[
https://issues.apache.org/jira/browse/HBASE-29365?page=com.atlassian.jira.plugin.system.issuetabpanels:all-tabpanel
]
Duo Zhang resolved HBASE-29365.
-------------------------------
Fix Version/s: 2.7.0
3.0.0-beta-2
2.6.3
2.5.12
Hadoop Flags: Reviewed
Resolution: Fixed
Pushed to all active branches.
Thanks [~junegunn]!
> Improve option parser of PerformanceEvaluation
> ----------------------------------------------
>
> Key: HBASE-29365
> URL: https://issues.apache.org/jira/browse/HBASE-29365
> Project: HBase
> Issue Type: Bug
> Components: PE
> Reporter: Junegunn Choi
> Assignee: Junegunn Choi
> Priority: Major
> Labels: pull-request-available
> Fix For: 2.7.0, 3.0.0-beta-2, 2.6.3, 2.5.12
>
>
> h2. Summary
> {{PerformanceEvaluation.parseOpts}} spans over 300 lines with significant
> code duplication, and has several usability issues. It needs to be refactored
> and improved.
> *
> [https://github.com/apache/hbase/blob/787f5459883211b6017cee6a9bcb109f3cb66ddb/hbase-diagnostics/src/main/java/org/apache/hadoop/hbase/PerformanceEvaluation.java#L2845-L3158]
> h2. Problems
> h3. Code duplication
> The same code pattern is repeated for each option.
> {code:java}
> final String rows = "--rows=";
> if (cmd.startsWith(rows)) {
> opts.perClientRunRows = Long.parseLong(cmd.substring(rows.length()));
> continue;
> }
> {code}
> * Define the option prefix as a constant
> * Check if the argument starts with the prefix
> * Use {{substring}} to extract the value
> * Move on to the next argument
> We can easily refactor this pattern and reduce the code duplication.
> h3. Usability issues
> Malformed arguments are not handled gracefully, often resulting in confusing
> error messages. Here are some examples.
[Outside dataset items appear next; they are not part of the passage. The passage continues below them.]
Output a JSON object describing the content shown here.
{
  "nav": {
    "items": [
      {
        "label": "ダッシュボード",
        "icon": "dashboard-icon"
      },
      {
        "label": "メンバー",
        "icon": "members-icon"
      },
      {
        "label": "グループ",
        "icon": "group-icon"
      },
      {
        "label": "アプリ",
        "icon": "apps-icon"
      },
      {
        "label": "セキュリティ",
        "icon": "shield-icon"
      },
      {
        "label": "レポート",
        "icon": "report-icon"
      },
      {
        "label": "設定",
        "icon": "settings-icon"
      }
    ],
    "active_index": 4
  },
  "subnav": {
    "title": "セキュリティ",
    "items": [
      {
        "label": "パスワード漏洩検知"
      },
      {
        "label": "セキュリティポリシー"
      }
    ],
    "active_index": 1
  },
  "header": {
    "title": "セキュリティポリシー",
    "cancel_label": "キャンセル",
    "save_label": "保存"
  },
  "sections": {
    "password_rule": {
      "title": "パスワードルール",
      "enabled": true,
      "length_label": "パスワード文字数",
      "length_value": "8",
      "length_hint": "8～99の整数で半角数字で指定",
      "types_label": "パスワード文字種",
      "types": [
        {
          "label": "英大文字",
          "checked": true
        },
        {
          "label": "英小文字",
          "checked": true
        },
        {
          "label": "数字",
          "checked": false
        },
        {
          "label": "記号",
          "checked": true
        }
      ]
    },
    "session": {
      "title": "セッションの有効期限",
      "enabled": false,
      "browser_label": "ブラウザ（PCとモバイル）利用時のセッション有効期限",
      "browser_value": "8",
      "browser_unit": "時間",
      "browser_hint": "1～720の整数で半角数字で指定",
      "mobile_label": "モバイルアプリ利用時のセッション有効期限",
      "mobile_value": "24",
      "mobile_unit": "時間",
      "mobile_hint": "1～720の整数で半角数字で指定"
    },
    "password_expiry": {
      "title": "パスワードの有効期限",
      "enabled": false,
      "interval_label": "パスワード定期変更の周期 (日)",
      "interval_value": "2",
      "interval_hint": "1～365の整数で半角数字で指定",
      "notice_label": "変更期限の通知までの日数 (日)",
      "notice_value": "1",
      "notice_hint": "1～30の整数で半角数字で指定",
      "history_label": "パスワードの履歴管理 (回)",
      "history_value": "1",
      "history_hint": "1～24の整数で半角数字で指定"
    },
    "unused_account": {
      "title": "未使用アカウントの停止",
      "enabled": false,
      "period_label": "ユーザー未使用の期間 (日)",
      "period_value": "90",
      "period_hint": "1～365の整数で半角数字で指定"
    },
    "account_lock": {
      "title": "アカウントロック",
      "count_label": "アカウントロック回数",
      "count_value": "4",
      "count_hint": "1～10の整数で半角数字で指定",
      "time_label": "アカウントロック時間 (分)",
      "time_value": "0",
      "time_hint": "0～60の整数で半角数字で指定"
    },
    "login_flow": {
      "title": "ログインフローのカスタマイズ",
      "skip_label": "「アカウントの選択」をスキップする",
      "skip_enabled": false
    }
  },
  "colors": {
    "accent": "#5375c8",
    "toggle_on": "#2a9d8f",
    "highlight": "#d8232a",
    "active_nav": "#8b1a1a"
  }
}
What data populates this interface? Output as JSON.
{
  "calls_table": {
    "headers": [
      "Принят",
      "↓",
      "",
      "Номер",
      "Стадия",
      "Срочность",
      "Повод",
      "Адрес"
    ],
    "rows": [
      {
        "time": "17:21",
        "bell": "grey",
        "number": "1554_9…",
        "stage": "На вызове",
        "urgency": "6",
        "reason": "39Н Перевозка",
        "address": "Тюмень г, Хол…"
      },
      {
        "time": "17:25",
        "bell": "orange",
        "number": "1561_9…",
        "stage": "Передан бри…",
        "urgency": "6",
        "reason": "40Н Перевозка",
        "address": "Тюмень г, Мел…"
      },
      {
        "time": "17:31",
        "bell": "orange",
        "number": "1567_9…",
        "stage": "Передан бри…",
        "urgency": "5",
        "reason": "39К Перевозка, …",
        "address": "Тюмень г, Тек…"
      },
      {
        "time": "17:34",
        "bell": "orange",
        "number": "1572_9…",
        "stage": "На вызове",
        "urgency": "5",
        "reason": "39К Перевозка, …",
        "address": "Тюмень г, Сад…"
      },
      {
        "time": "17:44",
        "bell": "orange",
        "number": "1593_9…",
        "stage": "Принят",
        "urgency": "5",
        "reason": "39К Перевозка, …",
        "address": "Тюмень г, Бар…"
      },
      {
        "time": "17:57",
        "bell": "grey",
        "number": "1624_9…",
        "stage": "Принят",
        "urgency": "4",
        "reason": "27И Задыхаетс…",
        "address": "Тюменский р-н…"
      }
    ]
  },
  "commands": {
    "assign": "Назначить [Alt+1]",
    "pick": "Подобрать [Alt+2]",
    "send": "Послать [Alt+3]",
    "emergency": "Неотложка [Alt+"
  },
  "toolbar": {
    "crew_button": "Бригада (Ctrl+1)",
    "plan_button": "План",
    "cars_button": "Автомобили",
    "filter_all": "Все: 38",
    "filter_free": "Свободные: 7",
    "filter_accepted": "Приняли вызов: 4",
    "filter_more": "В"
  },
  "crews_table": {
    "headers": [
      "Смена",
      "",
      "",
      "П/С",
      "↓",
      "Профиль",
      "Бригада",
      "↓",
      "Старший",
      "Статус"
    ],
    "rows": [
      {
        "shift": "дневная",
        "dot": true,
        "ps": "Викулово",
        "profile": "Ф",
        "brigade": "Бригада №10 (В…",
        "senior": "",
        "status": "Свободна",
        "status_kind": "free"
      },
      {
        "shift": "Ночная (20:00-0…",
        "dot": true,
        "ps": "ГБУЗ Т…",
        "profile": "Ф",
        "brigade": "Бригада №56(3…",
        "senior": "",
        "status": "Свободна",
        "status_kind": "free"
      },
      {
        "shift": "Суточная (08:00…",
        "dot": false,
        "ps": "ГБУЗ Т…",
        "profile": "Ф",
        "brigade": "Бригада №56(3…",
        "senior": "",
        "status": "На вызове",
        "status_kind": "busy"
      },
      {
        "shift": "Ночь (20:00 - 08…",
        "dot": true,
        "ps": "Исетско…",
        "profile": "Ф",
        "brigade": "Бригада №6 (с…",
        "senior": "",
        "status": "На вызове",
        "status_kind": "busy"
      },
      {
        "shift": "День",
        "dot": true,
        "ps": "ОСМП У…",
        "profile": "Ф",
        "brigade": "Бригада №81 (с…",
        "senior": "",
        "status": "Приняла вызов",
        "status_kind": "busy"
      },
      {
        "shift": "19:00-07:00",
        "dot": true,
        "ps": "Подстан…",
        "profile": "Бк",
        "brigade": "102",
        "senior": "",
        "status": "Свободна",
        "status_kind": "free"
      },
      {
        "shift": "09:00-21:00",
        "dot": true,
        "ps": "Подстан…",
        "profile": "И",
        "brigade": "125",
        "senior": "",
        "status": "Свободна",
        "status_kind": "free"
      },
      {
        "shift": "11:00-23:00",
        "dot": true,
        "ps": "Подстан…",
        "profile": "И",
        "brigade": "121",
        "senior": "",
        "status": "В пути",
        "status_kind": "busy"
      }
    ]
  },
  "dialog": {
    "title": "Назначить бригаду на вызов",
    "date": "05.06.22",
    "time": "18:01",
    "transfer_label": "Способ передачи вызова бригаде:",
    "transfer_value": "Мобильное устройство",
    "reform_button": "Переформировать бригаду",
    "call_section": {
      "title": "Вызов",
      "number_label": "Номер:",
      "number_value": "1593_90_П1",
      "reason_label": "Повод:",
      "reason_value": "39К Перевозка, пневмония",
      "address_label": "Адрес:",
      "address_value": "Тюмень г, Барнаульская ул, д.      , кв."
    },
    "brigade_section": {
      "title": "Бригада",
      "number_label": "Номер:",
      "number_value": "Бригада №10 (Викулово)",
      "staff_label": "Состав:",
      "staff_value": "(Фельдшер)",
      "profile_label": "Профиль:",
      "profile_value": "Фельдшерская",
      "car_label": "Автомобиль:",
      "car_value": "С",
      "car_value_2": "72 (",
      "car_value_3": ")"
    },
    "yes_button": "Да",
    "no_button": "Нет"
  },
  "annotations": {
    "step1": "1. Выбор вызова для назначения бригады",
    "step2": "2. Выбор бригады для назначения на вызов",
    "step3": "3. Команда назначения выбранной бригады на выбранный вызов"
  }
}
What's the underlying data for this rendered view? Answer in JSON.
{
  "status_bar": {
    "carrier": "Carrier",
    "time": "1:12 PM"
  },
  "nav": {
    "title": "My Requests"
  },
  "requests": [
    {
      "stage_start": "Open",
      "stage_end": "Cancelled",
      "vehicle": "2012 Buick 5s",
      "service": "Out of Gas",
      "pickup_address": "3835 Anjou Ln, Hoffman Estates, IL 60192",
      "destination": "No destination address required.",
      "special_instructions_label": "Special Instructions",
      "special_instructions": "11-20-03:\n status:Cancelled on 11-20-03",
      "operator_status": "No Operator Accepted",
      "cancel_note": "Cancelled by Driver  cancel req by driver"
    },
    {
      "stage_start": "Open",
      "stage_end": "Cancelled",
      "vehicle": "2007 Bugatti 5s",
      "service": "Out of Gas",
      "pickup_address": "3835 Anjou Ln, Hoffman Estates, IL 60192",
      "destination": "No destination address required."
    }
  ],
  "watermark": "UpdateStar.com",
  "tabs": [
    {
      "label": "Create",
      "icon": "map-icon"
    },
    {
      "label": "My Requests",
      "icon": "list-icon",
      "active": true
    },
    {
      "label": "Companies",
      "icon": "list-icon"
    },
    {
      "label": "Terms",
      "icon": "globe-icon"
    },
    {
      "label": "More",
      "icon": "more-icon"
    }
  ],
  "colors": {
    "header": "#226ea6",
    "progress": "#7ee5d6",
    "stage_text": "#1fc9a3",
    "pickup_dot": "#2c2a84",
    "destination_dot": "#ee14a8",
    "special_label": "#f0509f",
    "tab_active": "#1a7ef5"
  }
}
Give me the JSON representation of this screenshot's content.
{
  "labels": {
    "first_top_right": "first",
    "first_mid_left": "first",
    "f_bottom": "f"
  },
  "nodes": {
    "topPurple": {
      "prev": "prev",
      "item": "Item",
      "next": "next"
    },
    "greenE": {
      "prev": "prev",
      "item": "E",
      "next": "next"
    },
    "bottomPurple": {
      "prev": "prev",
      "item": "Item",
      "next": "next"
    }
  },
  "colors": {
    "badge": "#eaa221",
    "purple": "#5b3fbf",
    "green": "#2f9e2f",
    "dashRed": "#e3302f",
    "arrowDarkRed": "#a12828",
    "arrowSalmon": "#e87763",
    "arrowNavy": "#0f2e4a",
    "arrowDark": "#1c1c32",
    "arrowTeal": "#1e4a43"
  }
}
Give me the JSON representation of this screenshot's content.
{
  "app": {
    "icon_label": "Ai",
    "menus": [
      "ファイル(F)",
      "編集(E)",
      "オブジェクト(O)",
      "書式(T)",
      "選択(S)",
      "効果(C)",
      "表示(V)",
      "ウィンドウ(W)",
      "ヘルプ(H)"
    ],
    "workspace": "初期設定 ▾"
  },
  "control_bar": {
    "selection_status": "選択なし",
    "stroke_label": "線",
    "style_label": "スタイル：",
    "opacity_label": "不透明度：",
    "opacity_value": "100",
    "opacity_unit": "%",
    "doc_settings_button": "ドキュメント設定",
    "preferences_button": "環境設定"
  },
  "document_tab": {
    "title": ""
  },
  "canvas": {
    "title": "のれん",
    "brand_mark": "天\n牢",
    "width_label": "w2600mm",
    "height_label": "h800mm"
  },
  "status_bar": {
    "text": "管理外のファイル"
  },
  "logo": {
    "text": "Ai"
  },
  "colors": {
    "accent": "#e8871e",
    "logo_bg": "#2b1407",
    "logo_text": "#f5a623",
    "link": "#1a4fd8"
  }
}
> h4. Confusing error messages
> The {{--rows}} option expects a value, but if omitted, it prints a
> {{ClassNotFoundException}} exception, followed by an error message that
> doesn't clearly indicate the problem.
> {noformat}
> $ bin/hbase pe --rows
> INFO [main {}] hbase.PerformanceEvaluation: No class found for command:
> --rows
> java.lang.ClassNotFoundException: --rows
> at
> jdk.internal.loader.BuiltinClassLoader.loadClass(BuiltinClassLoader.java:641)
> ~[?:?]
> at
> jdk.internal.loader.ClassLoaders$AppClassLoader.loadClass(ClassLoaders.java:188)
> ~[?:?]
> at java.lang.ClassLoader.loadClass(ClassLoader.java:525) ~[?:?]
> at
> org.apache.hadoop.hbase.PerformanceEvaluation.isCustomTestClass(PerformanceEvaluation.java:3258)
> ~[hbase-diagnostics-4.0.0-alpha-1-SNAPSHOT.jar:4.0.0-alpha-1-SNAPSHOT]
> at
> org.apache.hadoop.hbase.PerformanceEvaluation.isCommandClass(PerformanceEvaluation.java:3251)
> ~[hbase-diagnostics-4.0.0-alpha-1-SNAPSHOT.jar:4.0.0-alpha-1-SNAPSHOT]
> at
> org.apache.hadoop.hbase.PerformanceEvaluation.parseOpts(PerformanceEvaluation.java:3139)
> ~[hbase-diagnostics-4.0.0-alpha-1-SNAPSHOT.jar:4.0.0-alpha-1-SNAPSHOT]
> at
> org.apache.hadoop.hbase.PerformanceEvaluation.run(PerformanceEvaluation.java:3217)
> ~[hbase-diagnostics-4.0.0-alpha-1-SNAPSHOT.jar:4.0.0-alpha-1-SNAPSHOT]
> at org.apache.hadoop.util.ToolRunner.run(ToolRunner.java:82)
> ~[hadoop-common-3.4.1.jar:?]
> at org.apache.hadoop.util.ToolRunner.run(ToolRunner.java:97)
> ~[hadoop-common-3.4.1.jar:?]
> at
> org.apache.hadoop.hbase.PerformanceEvaluation.main(PerformanceEvaluation.java:3273)
> ~[hbase-diagnostics-4.0.0-alpha-1-SNAPSHOT.jar:4.0.0-alpha-1-SNAPSHOT]
> ERROR: Unrecognized option/command: --rows
> Usage: hbase pe <OPTIONS> [-D<property=value>]* <command|class> <nclients>
> ...
> {noformat}
> The same holds true for other options that expect a value.
> —
> The error message for invalid values can also be improved.
> {noformat}
> $ bin/hbase pe --rows= --table= --compress=
> java.lang.NumberFormatException: For input string: ""
> at
> java.base/java.lang.NumberFormatException.forInputString(NumberFormatException.java:67)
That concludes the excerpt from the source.